A series proof problem:

[cosine]

If you say "add all the real numbers from a to b," you would get an infinite answer, but if you say "add all the intergers from a to b" you get a finite answer. The problem I pose to you SFNers is:

Prove that for any a and b that are not the same, prove that the infinite series summing all the rational numbers between them diverges.

(Hint: You don't need to sum all of the rational numbers between a and b if you can show a series with only some of terms diverges.)

 

Edit: BTW, just to let you know, this is a little challenge problem I'm giving to the community that arised from a conversation between ecoli and me. Just so you don't think its hw or anything.

[ecoli]

that was quick!

[cosine]

that was quick!

I copied and pasted it from our conversation.

[matt grime]

Unless you specify some total ordering of the numbers there is no canonical way to add up the infinite set. Addition doesn't work like that.

 

You even rely on picking a series that diverges which is false on two counts: firstly there is no ordering so there is no such thing as a series, and secondly

 

1-1/2+1/3-1/4+1/5-...

 

converges to log 2, yet it has divergent subseries, moreover rearranging terms allows me to sum that puppy to log3/5 or something.

 

 

 

And the situation of adding "from" -a to a demonstrates that I can pick a total ordering which has a vaguely meaningful transfinite sum, quite possibly to almost any limit I wanted.

 

Presumably you were thinking of strictly positive numbers, and adding an infnite number of them which do not converge to zero.

[Lyssia]

Unless you specify some total ordering of the numbers there is no canonical way to add up the infinite set.

 

But the rationals are countable, right? A countable set isn't necessarily well-ordered?

 

Hm, but the rationals are dense.

 

Don't mind me, I forgot all my maths soon after I graduated.

[matt grime]

Any set is well ordered (or can be; it is not required to agree with the ordering of < that is given on the reals) if we assume the axiom of choice. How do you add the series x_n=1/n^2 and get pi^2/6? By adding the first term and the second and so on, and I'm certainly adding a countably infinite set....

 

the point is if you say to me "add up these numbers" i am entitled, nay necessitated, to say "what is the first, second, third term" etc, ie ask the order of summing as my example shows. it makes no sense otherwise. or to put it another way, no matter what the two people discussing this first thought, the question as asked is completely meaningless. I am asking them to demonstrate to me that they know how to sum something that is not either a finite sum or a series, because it is not an obvious thing to be able to do.

[cosine]

Any set is well ordered (or can be; it is not required to agree with the ordering of < that is given on the reals) if we assume the axiom of choice.
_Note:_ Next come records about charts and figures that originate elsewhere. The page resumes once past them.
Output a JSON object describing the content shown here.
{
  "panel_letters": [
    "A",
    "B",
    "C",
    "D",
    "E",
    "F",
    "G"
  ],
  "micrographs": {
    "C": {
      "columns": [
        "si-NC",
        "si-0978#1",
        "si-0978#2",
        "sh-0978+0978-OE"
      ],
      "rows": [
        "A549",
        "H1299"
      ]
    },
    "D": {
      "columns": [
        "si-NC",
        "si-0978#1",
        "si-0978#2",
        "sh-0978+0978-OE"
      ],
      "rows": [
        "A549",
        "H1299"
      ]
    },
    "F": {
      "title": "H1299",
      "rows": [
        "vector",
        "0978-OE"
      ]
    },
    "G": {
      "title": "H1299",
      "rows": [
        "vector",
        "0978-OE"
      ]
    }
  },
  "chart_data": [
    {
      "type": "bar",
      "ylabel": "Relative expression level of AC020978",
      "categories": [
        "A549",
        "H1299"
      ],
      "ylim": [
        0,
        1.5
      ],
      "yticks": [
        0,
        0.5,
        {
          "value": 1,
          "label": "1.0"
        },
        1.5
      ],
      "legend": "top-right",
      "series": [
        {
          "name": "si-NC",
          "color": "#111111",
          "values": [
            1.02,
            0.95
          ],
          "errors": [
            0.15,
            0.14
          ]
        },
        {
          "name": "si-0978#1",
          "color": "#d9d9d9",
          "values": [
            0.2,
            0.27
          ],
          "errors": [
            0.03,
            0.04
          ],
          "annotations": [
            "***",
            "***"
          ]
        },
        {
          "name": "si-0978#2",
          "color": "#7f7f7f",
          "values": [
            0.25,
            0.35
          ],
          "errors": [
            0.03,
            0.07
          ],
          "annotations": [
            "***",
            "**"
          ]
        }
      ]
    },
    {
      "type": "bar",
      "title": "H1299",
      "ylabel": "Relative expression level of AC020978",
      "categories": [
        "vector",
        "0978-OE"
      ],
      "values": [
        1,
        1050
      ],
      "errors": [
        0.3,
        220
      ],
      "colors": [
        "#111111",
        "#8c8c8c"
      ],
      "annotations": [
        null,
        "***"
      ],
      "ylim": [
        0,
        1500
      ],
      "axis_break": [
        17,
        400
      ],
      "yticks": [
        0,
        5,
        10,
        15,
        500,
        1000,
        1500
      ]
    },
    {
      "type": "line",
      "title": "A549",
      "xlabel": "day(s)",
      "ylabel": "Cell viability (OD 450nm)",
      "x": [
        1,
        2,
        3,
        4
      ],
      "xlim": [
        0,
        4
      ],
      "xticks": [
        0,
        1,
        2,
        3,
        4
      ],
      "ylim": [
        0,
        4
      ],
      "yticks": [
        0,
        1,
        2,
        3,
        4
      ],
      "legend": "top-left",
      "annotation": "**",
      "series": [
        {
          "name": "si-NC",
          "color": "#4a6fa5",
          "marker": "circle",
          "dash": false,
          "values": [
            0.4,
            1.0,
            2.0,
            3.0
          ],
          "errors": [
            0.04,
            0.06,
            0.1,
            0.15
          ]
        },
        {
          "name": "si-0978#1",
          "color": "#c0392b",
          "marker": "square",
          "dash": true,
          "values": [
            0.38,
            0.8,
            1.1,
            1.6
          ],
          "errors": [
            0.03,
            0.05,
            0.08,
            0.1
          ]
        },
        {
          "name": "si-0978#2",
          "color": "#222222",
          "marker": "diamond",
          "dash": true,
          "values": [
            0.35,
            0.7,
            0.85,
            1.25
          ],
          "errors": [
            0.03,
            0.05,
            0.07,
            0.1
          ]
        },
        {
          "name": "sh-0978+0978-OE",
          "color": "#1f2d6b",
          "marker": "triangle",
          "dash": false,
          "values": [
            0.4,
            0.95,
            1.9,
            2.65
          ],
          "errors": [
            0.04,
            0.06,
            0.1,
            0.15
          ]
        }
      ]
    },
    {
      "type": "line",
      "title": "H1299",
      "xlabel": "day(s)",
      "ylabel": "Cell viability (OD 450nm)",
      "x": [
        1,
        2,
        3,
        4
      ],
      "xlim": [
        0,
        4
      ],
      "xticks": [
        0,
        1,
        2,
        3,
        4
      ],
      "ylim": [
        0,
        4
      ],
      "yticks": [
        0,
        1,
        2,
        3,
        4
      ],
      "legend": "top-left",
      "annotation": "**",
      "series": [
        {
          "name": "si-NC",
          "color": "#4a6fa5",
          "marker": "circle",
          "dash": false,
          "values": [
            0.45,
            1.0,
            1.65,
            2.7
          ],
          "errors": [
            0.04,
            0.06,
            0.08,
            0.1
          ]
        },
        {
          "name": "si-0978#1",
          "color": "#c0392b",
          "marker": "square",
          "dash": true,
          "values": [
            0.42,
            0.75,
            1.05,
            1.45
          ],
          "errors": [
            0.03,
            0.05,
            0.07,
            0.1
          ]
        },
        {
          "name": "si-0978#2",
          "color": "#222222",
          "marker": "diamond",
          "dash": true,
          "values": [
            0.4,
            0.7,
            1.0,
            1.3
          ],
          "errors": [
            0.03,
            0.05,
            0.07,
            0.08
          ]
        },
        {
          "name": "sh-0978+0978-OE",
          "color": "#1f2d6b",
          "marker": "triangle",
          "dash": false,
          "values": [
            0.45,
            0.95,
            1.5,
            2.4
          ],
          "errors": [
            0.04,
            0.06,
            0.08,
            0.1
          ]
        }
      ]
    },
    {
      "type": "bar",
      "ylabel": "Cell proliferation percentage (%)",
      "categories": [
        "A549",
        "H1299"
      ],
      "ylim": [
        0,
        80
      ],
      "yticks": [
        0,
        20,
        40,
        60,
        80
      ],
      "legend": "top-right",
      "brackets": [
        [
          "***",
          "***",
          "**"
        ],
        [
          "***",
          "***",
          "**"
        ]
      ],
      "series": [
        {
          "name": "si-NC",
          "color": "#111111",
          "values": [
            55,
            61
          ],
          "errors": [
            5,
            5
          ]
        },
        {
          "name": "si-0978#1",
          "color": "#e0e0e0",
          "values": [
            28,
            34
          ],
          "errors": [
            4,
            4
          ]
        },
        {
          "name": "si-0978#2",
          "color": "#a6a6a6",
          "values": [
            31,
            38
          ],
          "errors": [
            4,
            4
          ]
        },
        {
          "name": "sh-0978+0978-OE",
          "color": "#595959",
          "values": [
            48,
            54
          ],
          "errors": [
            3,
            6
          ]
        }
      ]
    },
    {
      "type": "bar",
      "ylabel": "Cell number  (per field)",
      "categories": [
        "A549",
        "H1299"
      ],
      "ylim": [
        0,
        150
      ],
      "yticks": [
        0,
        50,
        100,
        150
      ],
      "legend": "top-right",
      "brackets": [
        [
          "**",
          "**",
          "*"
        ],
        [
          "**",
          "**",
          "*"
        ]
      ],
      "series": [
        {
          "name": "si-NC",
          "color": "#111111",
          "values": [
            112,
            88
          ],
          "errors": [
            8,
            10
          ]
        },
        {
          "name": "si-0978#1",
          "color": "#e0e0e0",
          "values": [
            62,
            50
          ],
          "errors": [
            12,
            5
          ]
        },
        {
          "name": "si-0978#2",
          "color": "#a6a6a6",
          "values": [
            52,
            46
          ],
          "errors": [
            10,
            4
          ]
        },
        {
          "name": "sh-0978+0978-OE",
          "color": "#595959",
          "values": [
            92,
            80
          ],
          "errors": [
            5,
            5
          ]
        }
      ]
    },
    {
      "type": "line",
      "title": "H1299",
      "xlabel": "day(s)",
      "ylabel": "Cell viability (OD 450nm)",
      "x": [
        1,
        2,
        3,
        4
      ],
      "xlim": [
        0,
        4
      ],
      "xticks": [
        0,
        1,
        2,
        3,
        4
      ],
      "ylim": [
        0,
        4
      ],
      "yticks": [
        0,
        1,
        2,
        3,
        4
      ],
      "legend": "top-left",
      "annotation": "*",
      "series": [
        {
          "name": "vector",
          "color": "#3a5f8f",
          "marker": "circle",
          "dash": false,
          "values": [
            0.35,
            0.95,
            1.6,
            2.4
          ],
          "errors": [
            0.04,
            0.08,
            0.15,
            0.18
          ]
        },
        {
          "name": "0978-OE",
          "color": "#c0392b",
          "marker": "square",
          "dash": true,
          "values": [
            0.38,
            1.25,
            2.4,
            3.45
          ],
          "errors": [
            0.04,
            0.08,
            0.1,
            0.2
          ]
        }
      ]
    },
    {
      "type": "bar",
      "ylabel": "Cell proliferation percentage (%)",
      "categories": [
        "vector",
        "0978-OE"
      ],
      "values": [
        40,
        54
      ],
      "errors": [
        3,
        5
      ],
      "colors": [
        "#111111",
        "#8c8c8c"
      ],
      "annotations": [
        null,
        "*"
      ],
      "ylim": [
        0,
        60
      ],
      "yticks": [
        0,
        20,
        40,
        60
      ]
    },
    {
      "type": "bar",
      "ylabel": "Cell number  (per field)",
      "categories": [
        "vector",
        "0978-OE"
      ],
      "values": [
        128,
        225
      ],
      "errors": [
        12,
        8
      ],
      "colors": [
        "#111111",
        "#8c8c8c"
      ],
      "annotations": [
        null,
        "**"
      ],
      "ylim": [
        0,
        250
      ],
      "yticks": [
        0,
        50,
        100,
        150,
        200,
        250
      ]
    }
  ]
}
How do you add the series x_n=1/n^2 and get pi^2/6? By adding the first term and the second and so on' date=' and I'm certainly adding a countably infinite set....

 

the point is if you say to me "add up these numbers" i am entitled, nay necessitated, to say "what is the first, second, third term" etc, ie ask the order of summing as my example shows. it makes no sense otherwise. or to put it another way, no matter what the two people discussing this first thought, the question as asked is completely meaningless. I am asking them to demonstrate to me that they know how to sum something that is not either a finite sum or a series, because it is not an obvious thing to be able to do.[/quote']

 

The entire reason I thought the question was interesting in the first place is because it asked you to evaluate a sum with no evident starting point. I had some arguements, but I realize that parts of them are faulty:

If a and b are either both positive or both negative, the problem reduces to first showing that between any two distinct reals there are two distinct rationals. And then showing between any two distinct rationals there are an infinite amount of rationals between them. Thus you sum a series whose terms do not approach zero.

If a and b are of opposite signs, then the fault in the question is that the result depends how you sum the series, since it is not absolutely convergent (based on the case above). So the question in this case is meaningless without a prescribed order. Sorry world.